There are six other factors or dependencies you might want to account for:

  1. CSM Span of Control 
    • What are CSMs responsible for at your company? Are they full lifecycle CSMs or do they manage specific aspects of the customer journey?
  2. Percentage of Customers and Revenue in Each Tier
    • What percentage of customers fall into a given tier? (i.e., Enterprise, Growth/Midmarket, SMB) How much recurring revenue (ARR) do they represent?
  3. Resource Availability
    • Don’t make the mistake of assuming that 100% of a given resource’s time is available to service customers. Remember CSMs need time to attend internal meetings and get actual work done. Assume 80-85% of a CSM’s available hours can realistically be dedicated to directly servicing customers.
  4. Expected Customer Count
    • How many deals do you expect to close over the next fiscal year? It is critical that you have a realistic estimate of the number of new customers you plan on adding per annum or quarter.
  5. Percentage of Customers Onboarding vs Launched
    • Onboarding tends to require a significant level of effort and engagement compared to the post-launch phase of the customer journey. Some solutions take more than six months to launch or fully deploy across an enterprise, particularly if integrations or legacy system migration support are required.
    • Once a customer launches, the level of service and support required tends to taper down as users become increasingly more proficient on the product. We recommend differentiating between onboarding and launched customers to ensure your forecasts are representative of customer lifecycle stage.
  6. Team Attrition
    • Keep in mind that Customer Success is one of the fastest growing professions. According to Gainsight’s most recent State of Customer Success Profession Report, the number of CSM job postings has exploded on LinkedIn globally. Yet there is a dearth of talent to go around.
    • The average CSM’s tenure is less than two years. Factor in the possibility that you might lose at least 10% of your team every quarter.

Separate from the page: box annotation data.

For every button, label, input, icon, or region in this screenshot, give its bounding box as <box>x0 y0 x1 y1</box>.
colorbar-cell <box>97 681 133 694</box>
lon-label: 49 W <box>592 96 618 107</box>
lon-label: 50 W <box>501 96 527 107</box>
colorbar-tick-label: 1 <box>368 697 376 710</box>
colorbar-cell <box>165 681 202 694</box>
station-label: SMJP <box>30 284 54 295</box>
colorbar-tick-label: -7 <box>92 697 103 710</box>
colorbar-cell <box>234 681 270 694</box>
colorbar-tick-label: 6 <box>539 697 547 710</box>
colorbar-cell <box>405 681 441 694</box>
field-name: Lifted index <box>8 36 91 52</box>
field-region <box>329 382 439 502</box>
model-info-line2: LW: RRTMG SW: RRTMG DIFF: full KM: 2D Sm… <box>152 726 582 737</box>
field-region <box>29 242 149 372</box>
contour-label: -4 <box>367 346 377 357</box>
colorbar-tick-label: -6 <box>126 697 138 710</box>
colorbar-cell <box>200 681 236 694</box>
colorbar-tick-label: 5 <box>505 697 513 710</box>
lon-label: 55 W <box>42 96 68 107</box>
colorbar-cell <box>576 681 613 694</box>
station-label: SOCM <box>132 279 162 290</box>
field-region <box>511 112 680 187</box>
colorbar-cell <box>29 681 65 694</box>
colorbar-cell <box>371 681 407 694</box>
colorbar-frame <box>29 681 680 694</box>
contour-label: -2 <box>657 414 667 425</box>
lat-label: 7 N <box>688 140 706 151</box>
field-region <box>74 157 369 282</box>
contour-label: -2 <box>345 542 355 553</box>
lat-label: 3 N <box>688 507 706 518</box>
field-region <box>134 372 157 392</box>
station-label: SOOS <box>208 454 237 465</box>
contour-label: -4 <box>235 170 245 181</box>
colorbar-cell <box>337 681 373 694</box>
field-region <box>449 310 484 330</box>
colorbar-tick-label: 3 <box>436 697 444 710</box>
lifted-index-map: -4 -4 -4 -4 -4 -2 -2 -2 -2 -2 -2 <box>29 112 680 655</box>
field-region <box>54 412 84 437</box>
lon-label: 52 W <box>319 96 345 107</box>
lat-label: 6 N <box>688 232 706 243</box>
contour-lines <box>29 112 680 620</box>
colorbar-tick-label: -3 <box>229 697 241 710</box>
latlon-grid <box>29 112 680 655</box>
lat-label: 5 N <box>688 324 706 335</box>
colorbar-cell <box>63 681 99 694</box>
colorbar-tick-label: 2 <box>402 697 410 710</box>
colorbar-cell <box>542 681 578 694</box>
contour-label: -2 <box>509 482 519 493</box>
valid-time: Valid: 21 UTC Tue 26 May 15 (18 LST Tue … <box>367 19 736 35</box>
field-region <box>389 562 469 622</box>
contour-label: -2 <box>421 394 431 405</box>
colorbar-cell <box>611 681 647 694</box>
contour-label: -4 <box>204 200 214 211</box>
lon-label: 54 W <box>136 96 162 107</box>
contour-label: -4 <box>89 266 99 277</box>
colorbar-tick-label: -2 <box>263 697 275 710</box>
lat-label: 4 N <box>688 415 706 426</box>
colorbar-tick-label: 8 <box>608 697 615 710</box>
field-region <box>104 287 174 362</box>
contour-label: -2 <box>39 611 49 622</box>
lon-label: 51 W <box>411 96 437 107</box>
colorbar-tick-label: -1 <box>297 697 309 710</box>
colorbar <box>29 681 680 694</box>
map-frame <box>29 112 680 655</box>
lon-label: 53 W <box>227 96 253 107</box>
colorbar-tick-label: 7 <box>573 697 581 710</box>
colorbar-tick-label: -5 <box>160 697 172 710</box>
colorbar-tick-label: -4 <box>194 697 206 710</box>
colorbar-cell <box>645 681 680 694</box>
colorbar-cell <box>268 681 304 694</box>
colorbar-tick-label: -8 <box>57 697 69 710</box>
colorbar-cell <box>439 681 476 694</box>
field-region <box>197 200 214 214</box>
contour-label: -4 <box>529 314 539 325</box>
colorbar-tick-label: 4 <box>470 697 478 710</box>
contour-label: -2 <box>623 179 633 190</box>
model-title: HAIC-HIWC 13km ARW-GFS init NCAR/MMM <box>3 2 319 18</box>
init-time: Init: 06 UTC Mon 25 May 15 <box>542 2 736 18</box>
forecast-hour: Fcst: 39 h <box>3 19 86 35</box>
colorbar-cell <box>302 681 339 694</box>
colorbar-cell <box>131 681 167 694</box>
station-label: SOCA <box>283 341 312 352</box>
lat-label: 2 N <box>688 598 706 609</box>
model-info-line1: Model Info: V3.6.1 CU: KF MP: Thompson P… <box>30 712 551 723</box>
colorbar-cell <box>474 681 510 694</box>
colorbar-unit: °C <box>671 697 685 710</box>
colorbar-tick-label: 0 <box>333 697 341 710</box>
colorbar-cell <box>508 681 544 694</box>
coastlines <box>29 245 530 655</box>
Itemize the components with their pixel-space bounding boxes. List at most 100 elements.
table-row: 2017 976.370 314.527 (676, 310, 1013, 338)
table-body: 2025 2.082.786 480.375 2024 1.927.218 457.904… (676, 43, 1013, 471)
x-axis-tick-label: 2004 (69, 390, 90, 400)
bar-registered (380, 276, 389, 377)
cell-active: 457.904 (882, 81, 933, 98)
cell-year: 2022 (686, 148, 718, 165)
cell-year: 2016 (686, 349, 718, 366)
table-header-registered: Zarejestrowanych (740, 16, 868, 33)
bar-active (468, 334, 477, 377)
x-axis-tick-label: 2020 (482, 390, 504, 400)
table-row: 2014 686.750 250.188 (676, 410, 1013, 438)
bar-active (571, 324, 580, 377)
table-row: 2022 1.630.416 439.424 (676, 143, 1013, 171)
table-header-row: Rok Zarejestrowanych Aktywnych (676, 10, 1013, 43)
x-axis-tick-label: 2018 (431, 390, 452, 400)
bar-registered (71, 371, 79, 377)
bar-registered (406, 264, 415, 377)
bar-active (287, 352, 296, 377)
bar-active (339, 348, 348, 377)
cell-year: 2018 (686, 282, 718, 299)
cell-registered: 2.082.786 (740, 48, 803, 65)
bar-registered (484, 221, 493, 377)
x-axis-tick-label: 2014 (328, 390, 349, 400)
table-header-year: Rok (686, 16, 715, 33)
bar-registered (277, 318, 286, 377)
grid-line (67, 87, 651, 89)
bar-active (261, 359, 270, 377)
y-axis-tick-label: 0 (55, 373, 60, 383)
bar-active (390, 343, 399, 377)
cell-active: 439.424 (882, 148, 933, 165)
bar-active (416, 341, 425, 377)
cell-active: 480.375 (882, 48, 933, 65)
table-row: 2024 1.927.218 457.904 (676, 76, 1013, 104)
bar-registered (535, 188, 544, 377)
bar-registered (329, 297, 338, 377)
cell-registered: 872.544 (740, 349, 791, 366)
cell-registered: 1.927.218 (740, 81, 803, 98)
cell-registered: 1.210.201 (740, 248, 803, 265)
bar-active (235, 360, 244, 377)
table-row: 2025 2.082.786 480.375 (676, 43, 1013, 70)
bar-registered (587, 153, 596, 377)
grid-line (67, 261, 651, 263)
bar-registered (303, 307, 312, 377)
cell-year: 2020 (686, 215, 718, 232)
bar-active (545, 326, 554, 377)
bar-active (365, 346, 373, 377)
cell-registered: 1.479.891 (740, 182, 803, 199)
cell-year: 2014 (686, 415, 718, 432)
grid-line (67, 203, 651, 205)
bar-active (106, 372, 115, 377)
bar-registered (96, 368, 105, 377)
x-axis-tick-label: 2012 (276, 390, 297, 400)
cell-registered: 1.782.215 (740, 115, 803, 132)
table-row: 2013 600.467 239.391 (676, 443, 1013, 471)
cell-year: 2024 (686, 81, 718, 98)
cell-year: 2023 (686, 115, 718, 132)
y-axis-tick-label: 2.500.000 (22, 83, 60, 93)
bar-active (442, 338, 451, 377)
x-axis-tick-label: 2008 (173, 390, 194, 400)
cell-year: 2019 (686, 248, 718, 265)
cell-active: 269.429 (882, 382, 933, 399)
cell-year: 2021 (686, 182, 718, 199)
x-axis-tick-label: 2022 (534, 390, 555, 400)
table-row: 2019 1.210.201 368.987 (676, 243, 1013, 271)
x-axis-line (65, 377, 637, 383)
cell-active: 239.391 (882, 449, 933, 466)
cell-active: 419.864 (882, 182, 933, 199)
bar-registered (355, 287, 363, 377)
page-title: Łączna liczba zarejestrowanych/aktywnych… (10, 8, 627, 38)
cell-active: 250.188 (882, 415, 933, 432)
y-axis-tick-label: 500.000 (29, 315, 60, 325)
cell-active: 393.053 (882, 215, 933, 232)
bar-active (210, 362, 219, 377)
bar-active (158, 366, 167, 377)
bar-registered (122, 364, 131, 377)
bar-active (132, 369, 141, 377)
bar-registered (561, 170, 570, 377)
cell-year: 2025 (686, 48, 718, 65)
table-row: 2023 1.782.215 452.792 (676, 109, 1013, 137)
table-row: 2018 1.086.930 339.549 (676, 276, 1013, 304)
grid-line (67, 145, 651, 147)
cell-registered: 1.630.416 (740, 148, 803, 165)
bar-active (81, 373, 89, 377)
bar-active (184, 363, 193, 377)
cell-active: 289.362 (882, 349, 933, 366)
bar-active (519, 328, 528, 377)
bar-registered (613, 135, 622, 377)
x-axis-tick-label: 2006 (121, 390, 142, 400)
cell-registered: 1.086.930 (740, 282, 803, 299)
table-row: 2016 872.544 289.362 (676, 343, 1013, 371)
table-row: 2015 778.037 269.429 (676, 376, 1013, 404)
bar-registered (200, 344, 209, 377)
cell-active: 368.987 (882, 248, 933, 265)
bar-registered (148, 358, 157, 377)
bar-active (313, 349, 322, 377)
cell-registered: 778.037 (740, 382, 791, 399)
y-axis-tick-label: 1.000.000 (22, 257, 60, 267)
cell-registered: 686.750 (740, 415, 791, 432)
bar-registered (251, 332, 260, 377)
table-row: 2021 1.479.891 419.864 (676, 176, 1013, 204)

Example Customer Success Capacity Model

It’s finally time to build our model.

Let’s use the fictitious example of DentalBank to run through this exercise. DentalBank is a subscription software business that helps dental offices around the world manage their clinical supply inventory.

Here are some things you need to know about DentalBank:

  • The company is at $180M ARR today and expects to grow to $200M by the end of Q2-2021
  • They have 800 customers split out by four tiers and plan to grow to 875 customers in the same period
  • 100% of their revenue is managed by a post-sales CSM. They have 50 full lifecycle CSMs right now and need to figure out how many more to hire. We're assuming for the purposes of this example that each resource has 32 customer hours available per week
  • At any given time 30% of their customers are onboarding
  • In a best-case scenario, DentalBank assumes no one on the team leaves.  In a worst-case scenario, 10% of the team walks out the door

In this model, we use CSM hours as our unit of measure. As you can see below, in a best-case scenario DentalBank needs 10 new CSMs and in a worst-case scenario, they need 15.

Model

If you’re feeling ambitious, you might wish to account for the average amount of revenue or customer volume each of your resources currently manages today. This approach will make it easier to compare your CS model to other companies’.

2

We also recommend accounting for hiring and ramp times (a topic covered in our article on sales capacity planning), renewal and expansion quotas, and essential roles such as managers, technical support, customer training, and customer operations. Finally, don’t forget to consider tech automation where appropriate as well as other scalable growth levers to manage your cost to retain a customer (CRC).

Conclusion

It’s critical that customer success leaders continue to challenge the status quo and evolve their customer success and service models to meet the trending needs of customers. By leveraging data and gathering customer and employee feedback, companies can optimize the customer lifecycle and effectively forecast headcount to both sustain and accelerate growth.